We thank Florian Bentzinger for his contribution in the early ideation of the project and are grateful to Claudia Roessle, Carles Cantó, Omid Mashinchian, and the Nestle Institute of Health Sciences community for critical discussions of the results and their translational applications. We also thank the Histology Core Facility and the Center of Phenogenomics at the Ecole Polytechnique Federale de Lausanne for technical support and MS-Omics (Denmark) and BEVITAL (Norway) for metabolomics analyses.
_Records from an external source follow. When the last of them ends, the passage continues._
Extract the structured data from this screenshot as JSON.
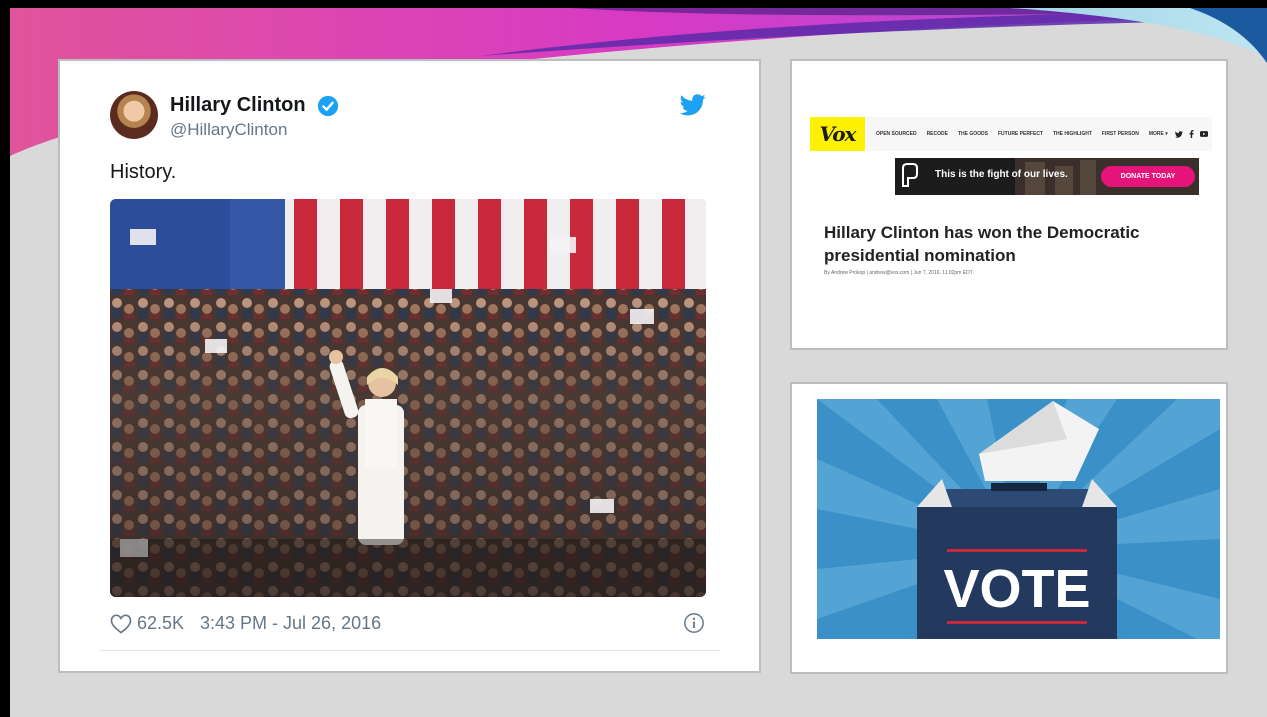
{
  "tweet": {
    "author_name": "Hillary Clinton",
    "author_handle": "@HillaryClinton",
    "text": "History.",
    "likes": "62.5K",
    "timestamp": "3:43 PM - Jul 26, 2016"
  },
  "vox": {
    "logo": "Vox",
    "nav_items": [
      "OPEN SOURCED",
      "RECODE",
      "THE GOODS",
      "FUTURE PERFECT",
      "THE HIGHLIGHT",
      "FIRST PERSON",
      "MORE ▾"
    ],
    "social_icons": [
      "twitter-icon",
      "facebook-icon",
      "youtube-icon"
    ],
    "ad_text": "This is the fight of our lives.",
    "ad_button": "DONATE TODAY",
    "headline": "Hillary Clinton has won the Democratic presidential nomination",
    "byline": "By Andrew Prokop | andrew@vox.com | Jun 7, 2016, 11:02pm EDT"
  },
  "vote": {
    "label": "VOTE"
  },
  "colors": {
    "twitter_blue": "#1da1f2",
    "vox_yellow": "#fff200",
    "ad_pink": "#e4147a",
    "vote_box_navy": "#233a5e",
    "vote_background": "#3b90c8"
  }
}
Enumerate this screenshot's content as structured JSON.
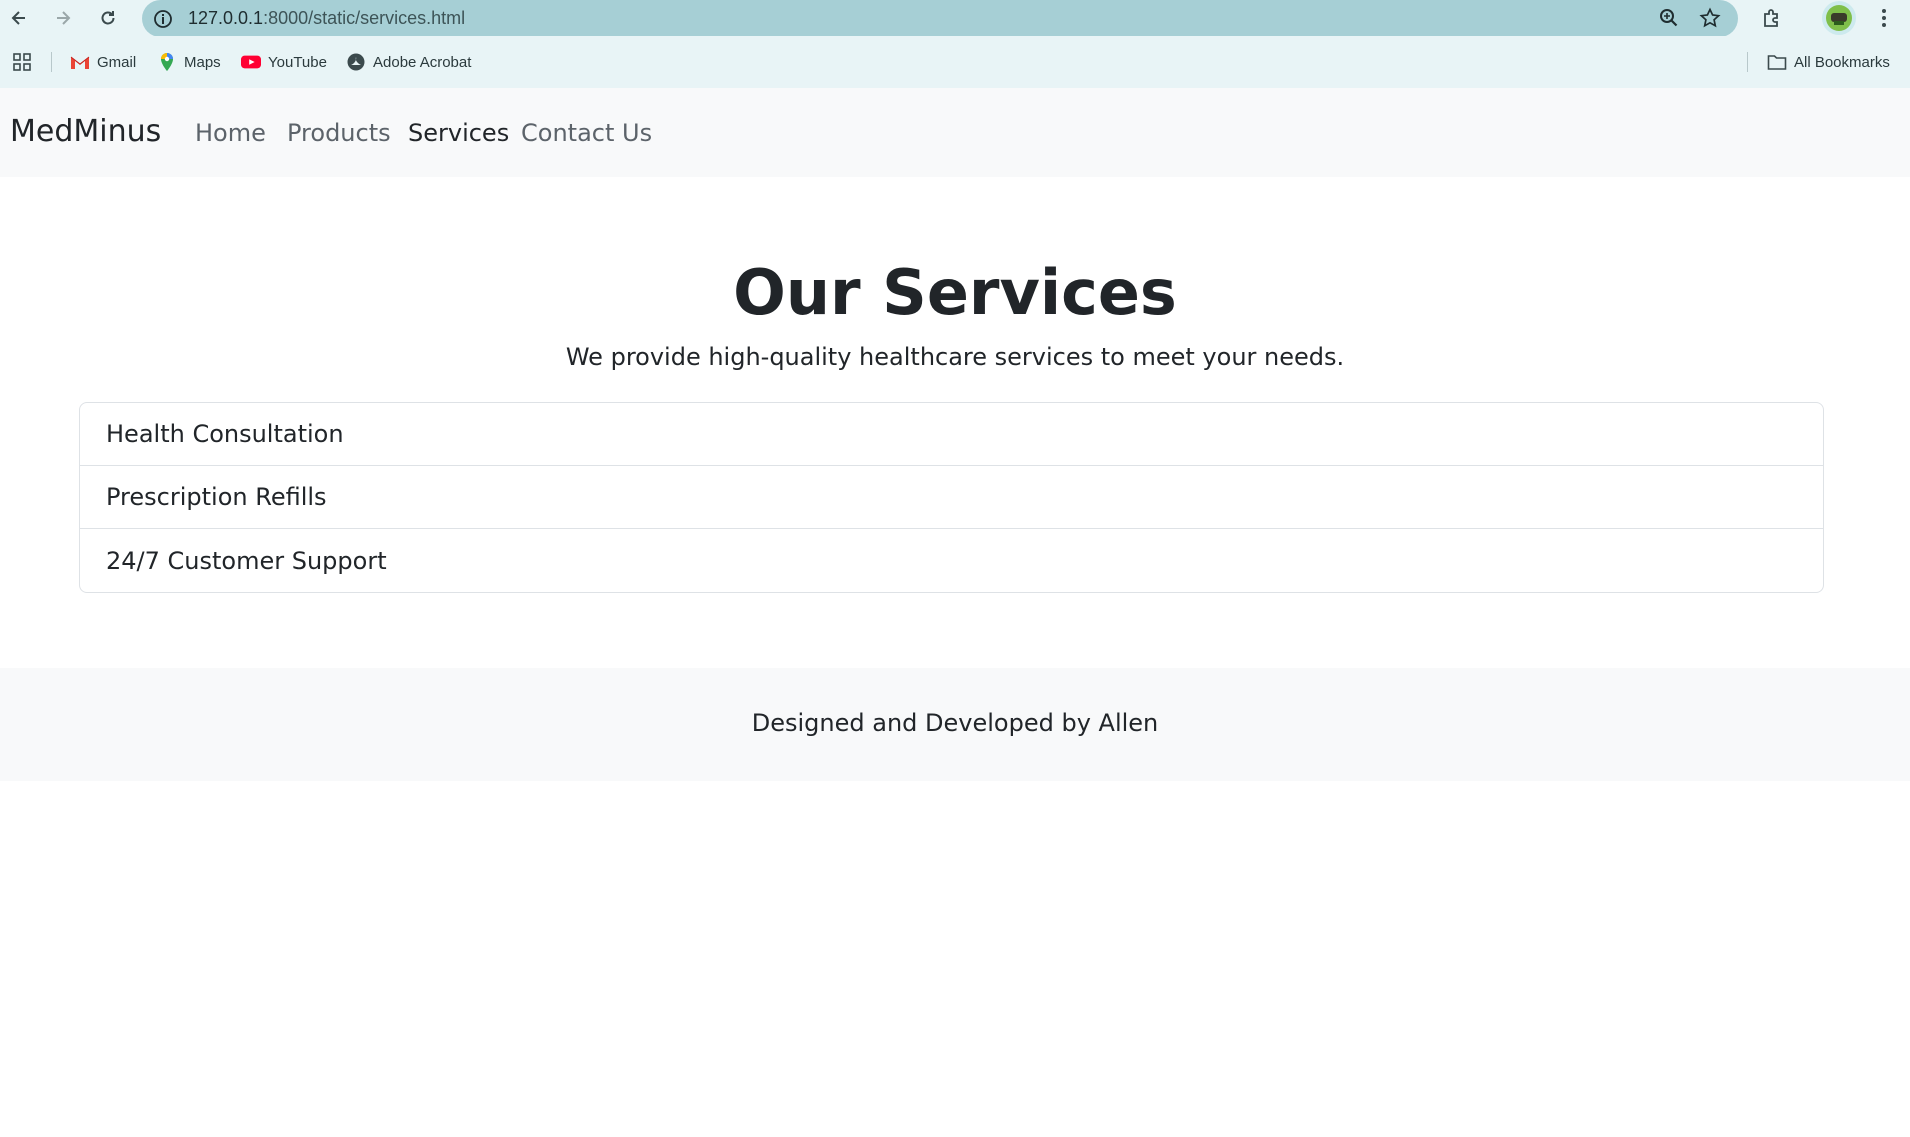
{
  "browser": {
    "url_host": "127.0.0.1",
    "url_path": ":8000/static/services.html",
    "icons": {
      "back": "back-arrow-icon",
      "forward": "forward-arrow-icon",
      "reload": "reload-icon",
      "site_info": "info-icon",
      "zoom": "zoom-icon",
      "bookmark": "star-icon",
      "extensions": "puzzle-icon",
      "profile": "avatar",
      "menu": "kebab-menu-icon"
    },
    "bookmarks": [
      {
        "label": "Gmail",
        "icon": "gmail-icon"
      },
      {
        "label": "Maps",
        "icon": "maps-icon"
      },
      {
        "label": "YouTube",
        "icon": "youtube-icon"
      },
      {
        "label": "Adobe Acrobat",
        "icon": "acrobat-icon"
      }
    ],
    "all_bookmarks": "All Bookmarks"
  },
  "navbar": {
    "brand": "MedMinus",
    "links": [
      {
        "label": "Home",
        "active": false
      },
      {
        "label": "Products",
        "active": false
      },
      {
        "label": "Services",
        "active": true
      },
      {
        "label": "Contact Us",
        "active": false
      }
    ]
  },
  "main": {
    "title": "Our Services",
    "subtitle": "We provide high-quality healthcare services to meet your needs.",
    "services": [
      "Health Consultation",
      "Prescription Refills",
      "24/7 Customer Support"
    ]
  },
  "footer": {
    "text": "Designed and Developed by Allen"
  },
  "colors": {
    "chrome_bg": "#e8f4f6",
    "omnibox_bg": "#a6cfd5",
    "navbar_bg": "#f8f9fa",
    "text": "#212529",
    "muted_link": "#5c636a"
  }
}
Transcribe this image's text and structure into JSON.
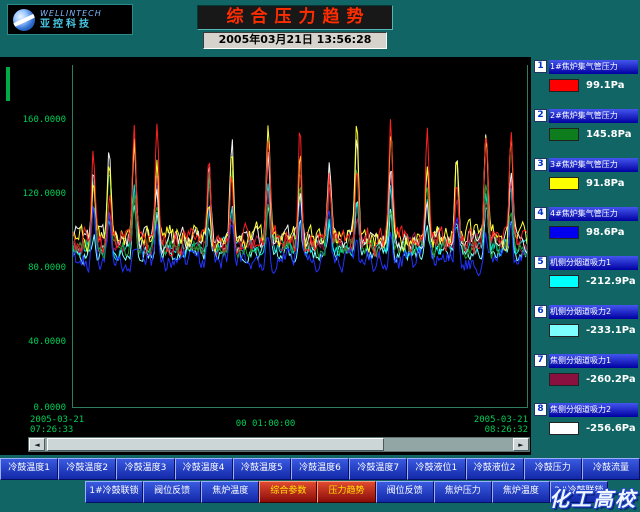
{
  "header": {
    "logo": {
      "line1": "WELLINTECH",
      "line2": "亚控科技"
    },
    "title": "综合压力趋势",
    "datetime": "2005年03月21日  13:56:28"
  },
  "chart_data": {
    "type": "line",
    "title": "综合压力趋势",
    "ylim": [
      0,
      187
    ],
    "y_ticks": [
      "160.0000",
      "120.0000",
      "80.0000",
      "40.0000",
      "0.0000"
    ],
    "x_start_date": "2005-03-21",
    "x_start_time": "07:26:33",
    "x_window": "00 01:00:00",
    "x_end_date": "2005-03-21",
    "x_end_time": "08:26:32",
    "grid": false,
    "legend_position": "right",
    "seed": 20050321,
    "spike_positions": [
      0.045,
      0.08,
      0.135,
      0.185,
      0.3,
      0.35,
      0.43,
      0.5,
      0.565,
      0.625,
      0.7,
      0.78,
      0.845,
      0.91,
      0.965
    ],
    "series": [
      {
        "name": "机侧分烟道吸力2",
        "color": "#7dffff",
        "current_value": "-233.1Pa",
        "baseline": 84,
        "noise": 7,
        "spike": 28
      },
      {
        "name": "机侧分烟道吸力1",
        "color": "#00e5e5",
        "current_value": "-212.9Pa",
        "baseline": 87,
        "noise": 8,
        "spike": 35
      },
      {
        "name": "焦侧分烟道吸力1",
        "color": "#a02050",
        "current_value": "-260.2Pa",
        "baseline": 89,
        "noise": 9,
        "spike": 40
      },
      {
        "name": "4#焦炉集气管压力",
        "color": "#2233ff",
        "current_value": "98.6Pa",
        "baseline": 80,
        "noise": 10,
        "spike": 30
      },
      {
        "name": "2#焦炉集气管压力",
        "color": "#1e9e2e",
        "current_value": "145.8Pa",
        "baseline": 88,
        "noise": 9,
        "spike": 45
      },
      {
        "name": "焦侧分烟道吸力2",
        "color": "#f0f0f0",
        "current_value": "-256.6Pa",
        "baseline": 92,
        "noise": 10,
        "spike": 55
      },
      {
        "name": "3#焦炉集气管压力",
        "color": "#ffff33",
        "current_value": "91.8Pa",
        "baseline": 93,
        "noise": 11,
        "spike": 60
      },
      {
        "name": "1#焦炉集气管压力",
        "color": "#ff2020",
        "current_value": "99.1Pa",
        "baseline": 91,
        "noise": 12,
        "spike": 65
      }
    ]
  },
  "legend": {
    "items": [
      {
        "num": "1",
        "label": "1#焦炉集气管压力",
        "color": "#ff0000",
        "value": "99.1Pa"
      },
      {
        "num": "2",
        "label": "2#焦炉集气管压力",
        "color": "#0e7d1e",
        "value": "145.8Pa"
      },
      {
        "num": "3",
        "label": "3#焦炉集气管压力",
        "color": "#ffff00",
        "value": "91.8Pa"
      },
      {
        "num": "4",
        "label": "4#焦炉集气管压力",
        "color": "#0000ee",
        "value": "98.6Pa"
      },
      {
        "num": "5",
        "label": "机侧分烟道吸力1",
        "color": "#00ffff",
        "value": "-212.9Pa"
      },
      {
        "num": "6",
        "label": "机侧分烟道吸力2",
        "color": "#7dffff",
        "value": "-233.1Pa"
      },
      {
        "num": "7",
        "label": "焦侧分烟道吸力1",
        "color": "#8a1040",
        "value": "-260.2Pa"
      },
      {
        "num": "8",
        "label": "焦侧分烟道吸力2",
        "color": "#ffffff",
        "value": "-256.6Pa"
      }
    ]
  },
  "nav": {
    "row1": [
      "冷鼓温度1",
      "冷鼓温度2",
      "冷鼓温度3",
      "冷鼓温度4",
      "冷鼓温度5",
      "冷鼓温度6",
      "冷鼓温度7",
      "冷鼓液位1",
      "冷鼓液位2",
      "冷鼓压力",
      "冷鼓流量"
    ],
    "row2": [
      {
        "label": "1#冷鼓联锁",
        "active": false
      },
      {
        "label": "阀位反馈",
        "active": false
      },
      {
        "label": "焦炉温度",
        "active": false
      },
      {
        "label": "综合参数",
        "active": true
      },
      {
        "label": "压力趋势",
        "active": true
      },
      {
        "label": "阀位反馈",
        "active": false
      },
      {
        "label": "焦炉压力",
        "active": false
      },
      {
        "label": "焦炉温度",
        "active": false
      },
      {
        "label": "2#冷鼓联锁",
        "active": false
      }
    ]
  },
  "scrollbar": {
    "left_arrow": "◄",
    "right_arrow": "►"
  },
  "watermark": "化工高校"
}
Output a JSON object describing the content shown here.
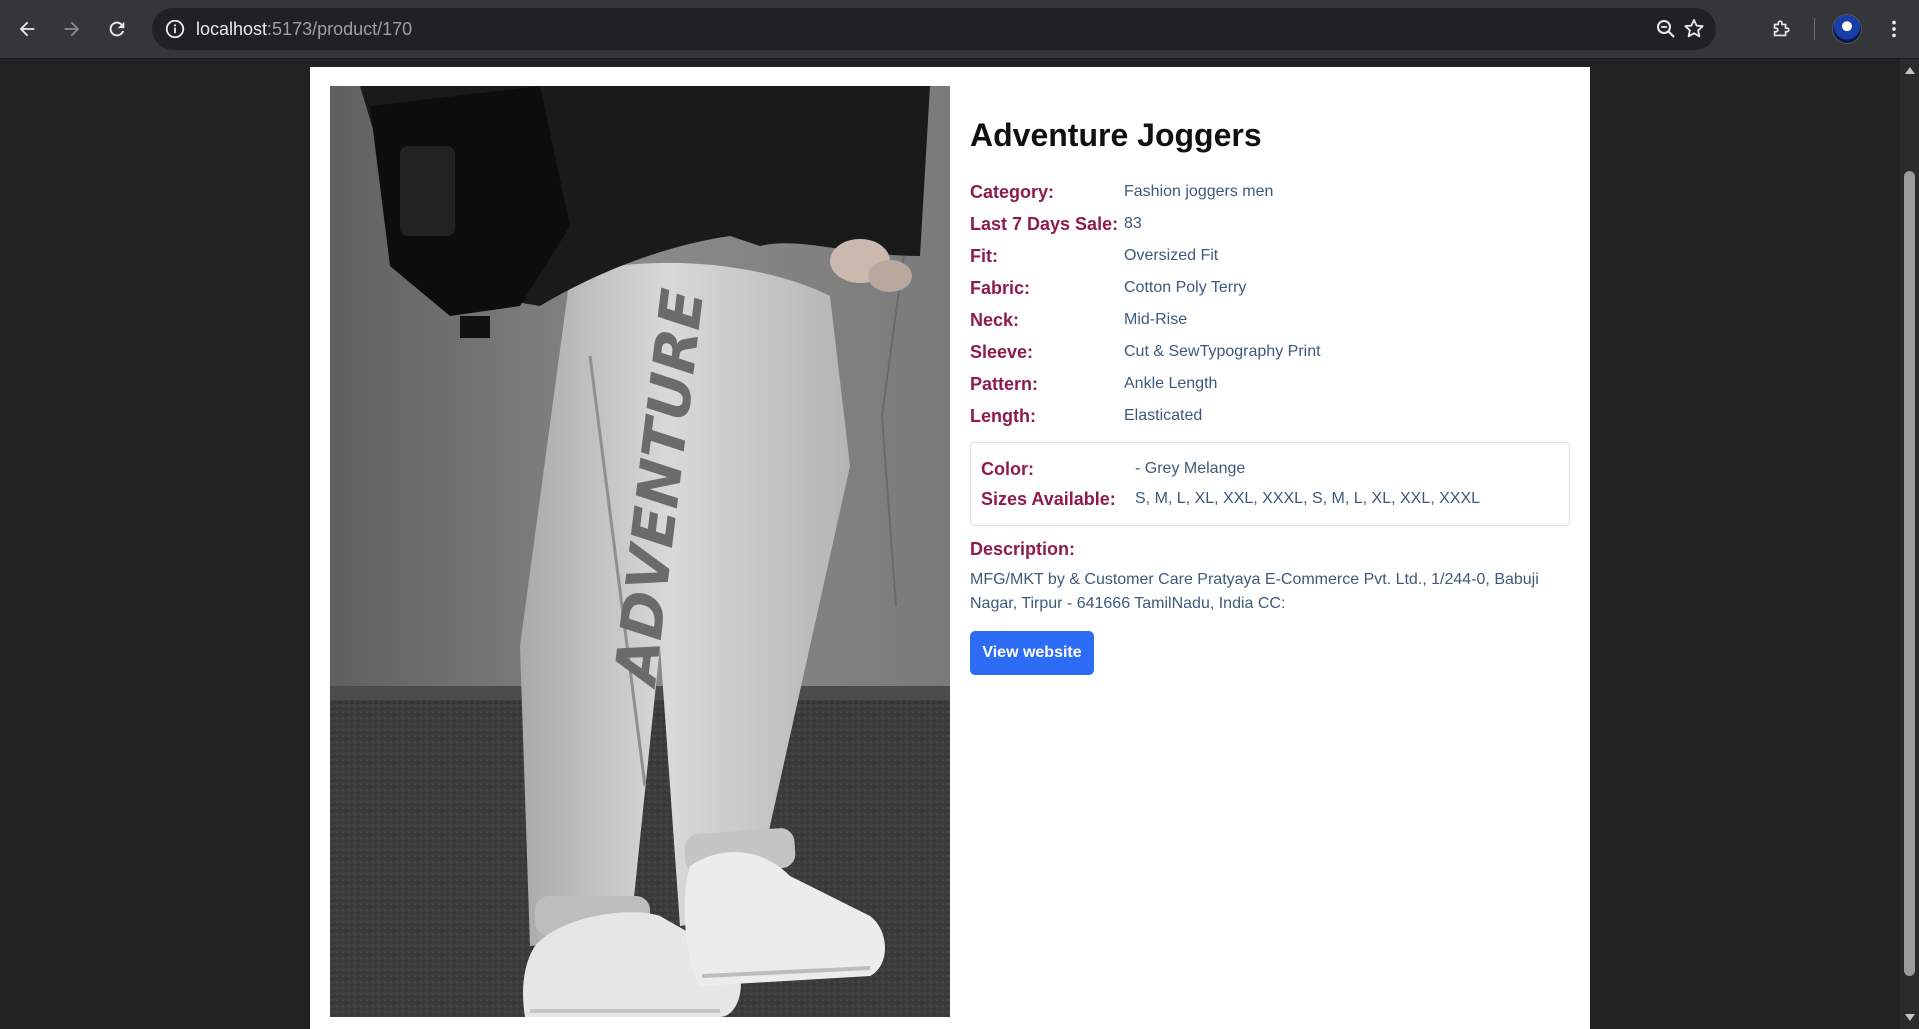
{
  "browser": {
    "url_host": "localhost",
    "url_path": ":5173/product/170"
  },
  "product": {
    "title": "Adventure Joggers",
    "image_text": "ADVENTURE",
    "specs": [
      {
        "label": "Category:",
        "value": "Fashion joggers men"
      },
      {
        "label": "Last 7 Days Sale:",
        "value": "83"
      },
      {
        "label": "Fit:",
        "value": "Oversized Fit"
      },
      {
        "label": "Fabric:",
        "value": "Cotton Poly Terry"
      },
      {
        "label": "Neck:",
        "value": "Mid-Rise"
      },
      {
        "label": "Sleeve:",
        "value": "Cut & SewTypography Print"
      },
      {
        "label": "Pattern:",
        "value": "Ankle Length"
      },
      {
        "label": "Length:",
        "value": "Elasticated"
      }
    ],
    "variants": {
      "color_label": "Color:",
      "color_value": "- Grey Melange",
      "sizes_label": "Sizes Available:",
      "sizes_value": "S, M, L, XL, XXL, XXXL, S, M, L, XL, XXL, XXXL"
    },
    "description_label": "Description:",
    "description": "MFG/MKT by & Customer Care Pratyaya E-Commerce Pvt. Ltd., 1/244-0, Babuji Nagar, Tirpur - 641666 TamilNadu, India CC:",
    "view_button_label": "View website"
  },
  "colors": {
    "label": "#8e1b4c",
    "value": "#3d5a7a",
    "button": "#2d6df6"
  }
}
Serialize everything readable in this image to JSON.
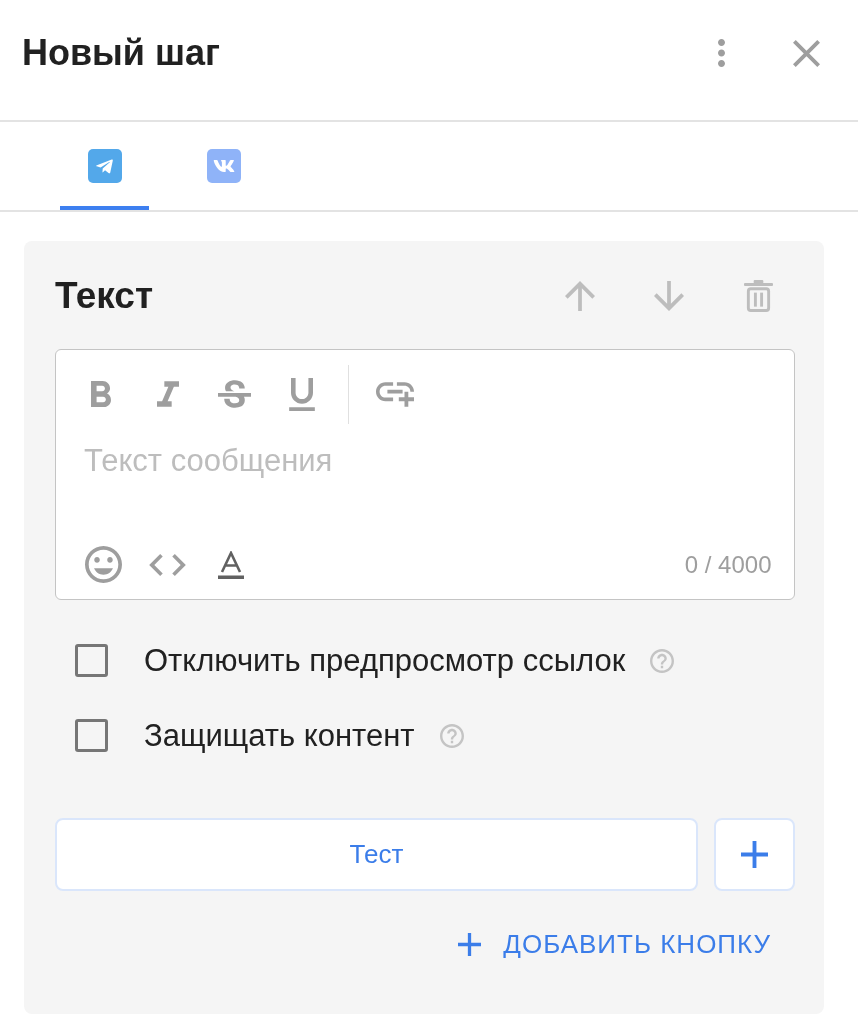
{
  "header": {
    "title": "Новый шаг"
  },
  "tabs": [
    {
      "kind": "telegram",
      "selected": true
    },
    {
      "kind": "vk",
      "selected": false
    }
  ],
  "block": {
    "title": "Текст",
    "editor": {
      "placeholder": "Текст сообщения",
      "counter": "0 / 4000"
    },
    "options": [
      {
        "label": "Отключить предпросмотр ссылок",
        "checked": false
      },
      {
        "label": "Защищать контент",
        "checked": false
      }
    ],
    "buttons": [
      {
        "label": "Тест"
      }
    ],
    "add_button": "ДОБАВИТЬ КНОПКУ"
  }
}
This work was funded by Nestle Research and Nestle Health Science.
Address correspondence to: Pascal Stuelsatz or Jerome N. Feige, Nestlé Research, Building H, EPFL Innovation Park, CH-1015 Lausanne, Switzerland. Phone: 41.21.632.6100; Email: pascal.stuelsatz@rd.nestle.com (PS); jerome.feige@rd.nestle.com (JNF).
Conflict of interest: All authors, except CJ, AF, RM, JG, IS, AO, RH, and FF, are or were employees of Nestlé (Société des Produits Nestlé SA or Nestlé Health Science SA).